Quantum physicist F. David Peat spent years talking with friends among the First Nations people of Canada, trying to understand their world view, which he suggests is radically different from that held by many in the west.
This book the reader through topics usually considered New Age, but with the unique perspective that these are based on insights shared by representatives of the First Nations with whom Peat has become friends. Sacred Medicine, Sacred Mathematics and Sacred Music are all included in the panoply.
I found this book most convincing when it talked about the different perspectives of indigenous peoples on issues where westerners are so clear: land ownership, access rights, legal systems and so on.
The section on time was also terrific; our western idea that we make an appointment and stick to it punctually is turned on its head. Peat says that for First Nations people, the time at which something happens is like the strange attractor of quantum physics – something that spurs actions that enable the event to occur. Our actions result from the event, rather than determining it.
Many physicists, including the most famous, have admitted to gaps in the sacred dogmas of science, and Peat is admirable to entertain the prospect that he can learn from “native science”. Where I found his account faulty was in the apparent disdain he reserves for westerners who are exploring new bounds of spirituality.

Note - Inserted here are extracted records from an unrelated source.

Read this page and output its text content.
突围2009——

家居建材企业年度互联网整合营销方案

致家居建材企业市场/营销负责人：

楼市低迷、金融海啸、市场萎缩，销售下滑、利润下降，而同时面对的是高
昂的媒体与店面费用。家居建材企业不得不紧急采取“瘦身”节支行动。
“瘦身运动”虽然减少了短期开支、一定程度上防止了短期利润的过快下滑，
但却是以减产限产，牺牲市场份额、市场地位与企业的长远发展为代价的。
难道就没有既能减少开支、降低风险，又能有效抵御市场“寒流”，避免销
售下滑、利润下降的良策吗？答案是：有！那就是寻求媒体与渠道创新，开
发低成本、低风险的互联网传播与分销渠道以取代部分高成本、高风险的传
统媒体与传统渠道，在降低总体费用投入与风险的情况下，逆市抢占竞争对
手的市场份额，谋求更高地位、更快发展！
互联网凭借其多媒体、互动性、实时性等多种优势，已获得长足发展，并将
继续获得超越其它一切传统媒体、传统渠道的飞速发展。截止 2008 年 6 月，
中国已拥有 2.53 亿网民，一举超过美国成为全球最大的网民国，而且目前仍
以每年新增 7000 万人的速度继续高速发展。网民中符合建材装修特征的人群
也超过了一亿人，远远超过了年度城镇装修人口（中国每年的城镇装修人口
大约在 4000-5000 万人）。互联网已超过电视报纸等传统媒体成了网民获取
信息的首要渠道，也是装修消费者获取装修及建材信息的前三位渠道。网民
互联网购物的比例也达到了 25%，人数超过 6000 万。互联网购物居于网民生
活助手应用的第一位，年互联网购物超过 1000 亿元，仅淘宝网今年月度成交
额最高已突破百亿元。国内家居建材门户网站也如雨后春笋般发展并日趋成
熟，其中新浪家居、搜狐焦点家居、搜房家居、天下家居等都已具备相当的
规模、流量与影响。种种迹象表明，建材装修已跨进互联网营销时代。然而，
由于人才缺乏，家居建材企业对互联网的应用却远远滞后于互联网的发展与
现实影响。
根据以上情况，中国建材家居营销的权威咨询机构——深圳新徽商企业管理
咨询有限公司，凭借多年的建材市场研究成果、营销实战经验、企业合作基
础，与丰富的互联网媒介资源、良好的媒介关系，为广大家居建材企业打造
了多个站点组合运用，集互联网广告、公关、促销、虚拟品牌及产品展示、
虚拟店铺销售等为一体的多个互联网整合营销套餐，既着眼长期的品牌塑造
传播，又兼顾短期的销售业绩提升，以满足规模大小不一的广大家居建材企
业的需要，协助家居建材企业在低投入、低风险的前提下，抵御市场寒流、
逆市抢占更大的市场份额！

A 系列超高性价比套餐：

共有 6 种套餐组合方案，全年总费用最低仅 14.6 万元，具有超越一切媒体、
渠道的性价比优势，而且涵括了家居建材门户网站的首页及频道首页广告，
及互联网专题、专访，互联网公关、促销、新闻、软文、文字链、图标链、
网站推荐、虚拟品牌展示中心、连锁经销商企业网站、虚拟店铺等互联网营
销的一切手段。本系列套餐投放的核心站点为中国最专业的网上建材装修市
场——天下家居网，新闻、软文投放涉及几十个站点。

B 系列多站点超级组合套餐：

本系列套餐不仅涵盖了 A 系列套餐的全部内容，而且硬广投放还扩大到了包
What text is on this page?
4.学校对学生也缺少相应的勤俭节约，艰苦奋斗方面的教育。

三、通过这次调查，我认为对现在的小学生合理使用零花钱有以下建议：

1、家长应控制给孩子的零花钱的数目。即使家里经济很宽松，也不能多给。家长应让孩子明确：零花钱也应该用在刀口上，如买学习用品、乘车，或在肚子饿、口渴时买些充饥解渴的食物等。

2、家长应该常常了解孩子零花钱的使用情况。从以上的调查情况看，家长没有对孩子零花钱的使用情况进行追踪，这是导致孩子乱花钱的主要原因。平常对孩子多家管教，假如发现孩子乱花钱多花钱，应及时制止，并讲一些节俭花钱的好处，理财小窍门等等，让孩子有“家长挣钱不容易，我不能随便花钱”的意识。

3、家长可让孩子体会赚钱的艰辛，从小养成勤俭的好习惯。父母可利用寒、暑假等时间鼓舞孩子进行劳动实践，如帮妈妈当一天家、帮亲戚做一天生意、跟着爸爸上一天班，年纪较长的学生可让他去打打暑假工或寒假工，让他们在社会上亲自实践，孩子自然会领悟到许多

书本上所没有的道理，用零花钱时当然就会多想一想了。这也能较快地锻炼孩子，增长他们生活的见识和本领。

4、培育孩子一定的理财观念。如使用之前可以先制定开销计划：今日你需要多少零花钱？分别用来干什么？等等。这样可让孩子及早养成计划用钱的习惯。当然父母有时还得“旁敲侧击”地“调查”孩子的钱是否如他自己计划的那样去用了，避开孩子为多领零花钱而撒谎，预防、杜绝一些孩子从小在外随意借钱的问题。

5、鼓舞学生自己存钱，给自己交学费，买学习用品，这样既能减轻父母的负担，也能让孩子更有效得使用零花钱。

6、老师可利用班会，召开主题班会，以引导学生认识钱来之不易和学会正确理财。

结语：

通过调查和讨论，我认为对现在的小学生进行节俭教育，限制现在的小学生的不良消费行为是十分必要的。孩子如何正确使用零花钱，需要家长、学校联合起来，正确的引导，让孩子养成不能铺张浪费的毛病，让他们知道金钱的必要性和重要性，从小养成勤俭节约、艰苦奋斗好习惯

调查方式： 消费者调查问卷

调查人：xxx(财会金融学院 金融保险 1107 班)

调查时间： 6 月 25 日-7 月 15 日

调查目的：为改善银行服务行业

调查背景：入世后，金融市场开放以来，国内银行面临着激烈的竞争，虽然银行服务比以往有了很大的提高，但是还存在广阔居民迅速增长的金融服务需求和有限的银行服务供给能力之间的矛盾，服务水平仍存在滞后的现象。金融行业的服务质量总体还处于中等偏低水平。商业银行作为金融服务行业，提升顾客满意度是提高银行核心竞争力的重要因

His discussion of sacred medicine and the medicine wheel captured the essential concept of balance that is at heart of modern-day shamanism. He describes the intimate link between mind and body, man and nature, living beings and the cosmos.
But Peat is weirdly dismissive of people who spend their weekends opening their minds to such practices. True, he has a unique perspective, having worked at the cutting edge of quantum science, and also spent many hours with indigenous scientists.
But this does not justify his dismissive attitude to those who may want to expand their spiritual vision but don’t have his privileged background.
I would have liked to see his book encourage a wider interest in the scientific beliefs of First Nation peoples, who– as he says — are taking back control of their destiny and working to re-establish trust with westerners who have long dismissed them as simple “natives”.
Instead, it adopts a rather hectoring tone to those who are already on the journey. My guess is that he sees modern day shamans as jumping on a band-wagon, which is fair enough but makes unjustified assumptions about the sincerity of shamanic practitioners. He clearly believes that he is different from such populists, but this in itself begs many questions.